Her lips formed a word beginning with a letter like a person with outstretched arms, ending with a letter curled like a snake. Yes. Yes.
His mother reached out her hand, and he took it. Then they were both sitting on the floor with Lily beside them. “It was the second-to-last phone number,” she said. “I didn’t want to dial it because I didn’t want to get to the end of the list. As soon as you left this morning, I forced myself to call. The first time I got a busy signal. Twenty minutes later a young man answered. I said my little speech about trying to find Esmeray. The young man said, ‘You mean my sister. Let me see if she’s here.’
“When a woman said, ‘Hello. This is Esmeray Yildirim,’ I forgot all the things I’d rehearsed. I said, ‘My name is Betsy Lang, and thirteen years ago my husband and I adopted a three-day- old baby boy.’ When she said ‘Is he all right?’ I knew I was talking to your birth mother.”
“My first mother,” he corrected, still trembling.
“Your first mother. I said you were fine; you’d been wondering about her. I told her we lived in Oxfordshire; that you’d like to talk to her. She said you could phone her today. Tomorrow she goes to Ankara for Christmas.”
She had been waiting; she, too, had been waiting. “Where’s her number?”
“Here.” She handed him a piece of paper. “And I pinned a copy to your noticeboard.”
Without even looking at the number, he was on his feet.
His mother stood up, too. “Are you going to call her?” “If that’s okay.” Even the delay of that brief sentence pained him.
“You don’t want”—she hesitated—“to think about what you’ll say?”
“I’ll know what to say.” Lily nudged his calf. “Don’t worry, Mum. I just want to hear her voice. She’s not going to say ‘Come and live with me.’ If she does, I’ll tell her you’re my parents, this is my home.”
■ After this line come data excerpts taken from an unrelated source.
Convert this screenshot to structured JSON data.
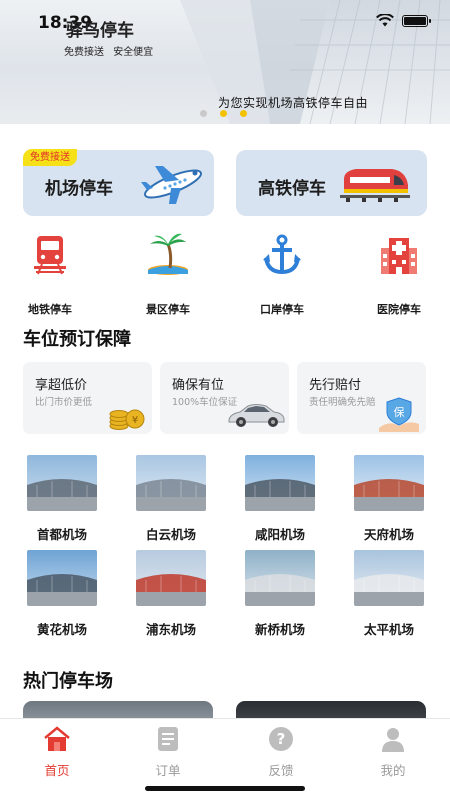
{
  "status_bar": {
    "time": "18:39"
  },
  "app": {
    "title": "驿鸟停车",
    "tagline_items": [
      "免费接送",
      "安全便宜"
    ]
  },
  "banner": {
    "slogan": "为您实现机场高铁停车自由",
    "page_count": 3,
    "active_page": 2
  },
  "services": [
    {
      "label": "机场停车",
      "badge": "免费接送",
      "icon": "airplane-icon"
    },
    {
      "label": "高铁停车",
      "icon": "train-icon"
    }
  ],
  "categories": [
    {
      "label": "地铁停车",
      "icon": "subway-icon"
    },
    {
      "label": "景区停车",
      "icon": "palm-tree-icon"
    },
    {
      "label": "口岸停车",
      "icon": "anchor-icon"
    },
    {
      "label": "医院停车",
      "icon": "hospital-icon"
    }
  ],
  "guarantee": {
    "title": "车位预订保障",
    "cards": [
      {
        "title": "享超低价",
        "subtitle": "比门市价更低",
        "icon": "coins-icon"
      },
      {
        "title": "确保有位",
        "subtitle": "100%车位保证",
        "icon": "car-icon"
      },
      {
        "title": "先行赔付",
        "subtitle": "责任明确免先赔",
        "icon": "shield-hand-icon",
        "badge_char": "保"
      }
    ]
  },
  "airports": [
    {
      "name": "首都机场"
    },
    {
      "name": "白云机场"
    },
    {
      "name": "咸阳机场"
    },
    {
      "name": "天府机场"
    },
    {
      "name": "黄花机场"
    },
    {
      "name": "浦东机场"
    },
    {
      "name": "新桥机场"
    },
    {
      "name": "太平机场"
    }
  ],
  "hot_parking": {
    "title": "热门停车场"
  },
  "tabs": [
    {
      "label": "首页",
      "icon": "home-icon",
      "active": true
    },
    {
      "label": "订单",
      "icon": "orders-icon",
      "active": false
    },
    {
      "label": "反馈",
      "icon": "feedback-icon",
      "active": false
    },
    {
      "label": "我的",
      "icon": "profile-icon",
      "active": false
    }
  ],
  "colors": {
    "accent": "#e33b32",
    "badge_yellow": "#f6e017",
    "card_blue": "#d7e3f0",
    "dot_active": "#f2c200",
    "inactive_tab": "#9a9a9a"
  }
}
But there was still some obstacle. He stared at her, bewildered. Had she found his first mother only to not let him talk to her?
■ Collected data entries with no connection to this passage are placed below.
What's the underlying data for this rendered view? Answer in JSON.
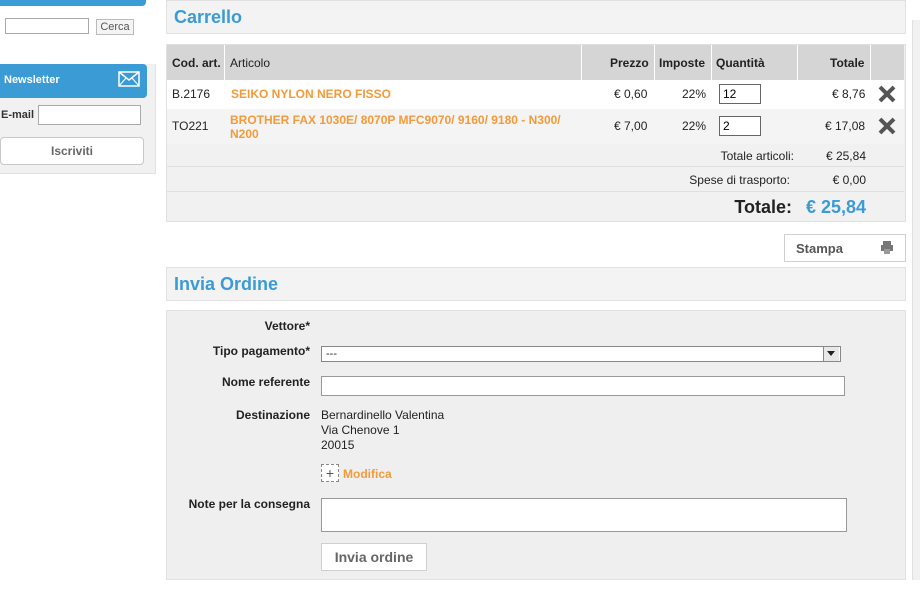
{
  "sidebar": {
    "search_button": "Cerca",
    "newsletter_title": "Newsletter",
    "email_label": "E-mail",
    "subscribe_button": "Iscriviti"
  },
  "cart": {
    "title": "Carrello",
    "headers": {
      "code": "Cod. art.",
      "article": "Articolo",
      "price": "Prezzo",
      "tax": "Imposte",
      "qty": "Quantità",
      "total": "Totale"
    },
    "rows": [
      {
        "code": "B.2176",
        "name": "SEIKO NYLON NERO FISSO",
        "name2": "",
        "price": "€ 0,60",
        "tax": "22%",
        "qty": "12",
        "total": "€ 8,76"
      },
      {
        "code": "TO221",
        "name": "BROTHER FAX 1030E/ 8070P MFC9070/ 9160/ 9180 - N300/",
        "name2": "N200",
        "price": "€ 7,00",
        "tax": "22%",
        "qty": "2",
        "total": "€ 17,08"
      }
    ],
    "items_total_label": "Totale articoli:",
    "items_total": "€ 25,84",
    "shipping_label": "Spese di trasporto:",
    "shipping": "€ 0,00",
    "grand_label": "Totale:",
    "grand_total": "€ 25,84",
    "print_button": "Stampa"
  },
  "order": {
    "title": "Invia Ordine",
    "carrier_label": "Vettore*",
    "payment_label": "Tipo pagamento*",
    "payment_value": "---",
    "contact_label": "Nome referente",
    "destination_label": "Destinazione",
    "destination_lines": [
      "Bernardinello Valentina",
      "Via Chenove 1",
      "20015"
    ],
    "edit_link": "Modifica",
    "notes_label": "Note per la consegna",
    "submit_button": "Invia ordine"
  },
  "colors": {
    "accent": "#3a9bd5",
    "link": "#f39a3a"
  }
}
She was looking over his shoulder at the cacti. “I haven’t had a chance to tell your father,” she said quietly. “Maybe you could phone him first?”
As she left the room, closing the door to give him privacy, he felt a rush of protective love. She could never know, but it made sense that he would speak to his father, who was about to have a secret baby, before he spoke to his first mother, who had had a secret baby.
He heard hammering and then his father. “Hello. Blackberry Forge.”
“Dad. Can you talk for a minute?”
“Duncan! Let me step outside.”
Why did his voice sound so strange? As the hammering faded, he understood: his father was petrified.
Then his father was back. “I can hear you now.”
“Mum’s found my first mother.”
“She found her? That’s amazing. Amazing. I don’t know what to say. I never thought.... I’m happy for you, Duncan. Very happy. Once you started asking about her, I hated that we might not find her.”
“I’m going to phone her. I wanted you to know.”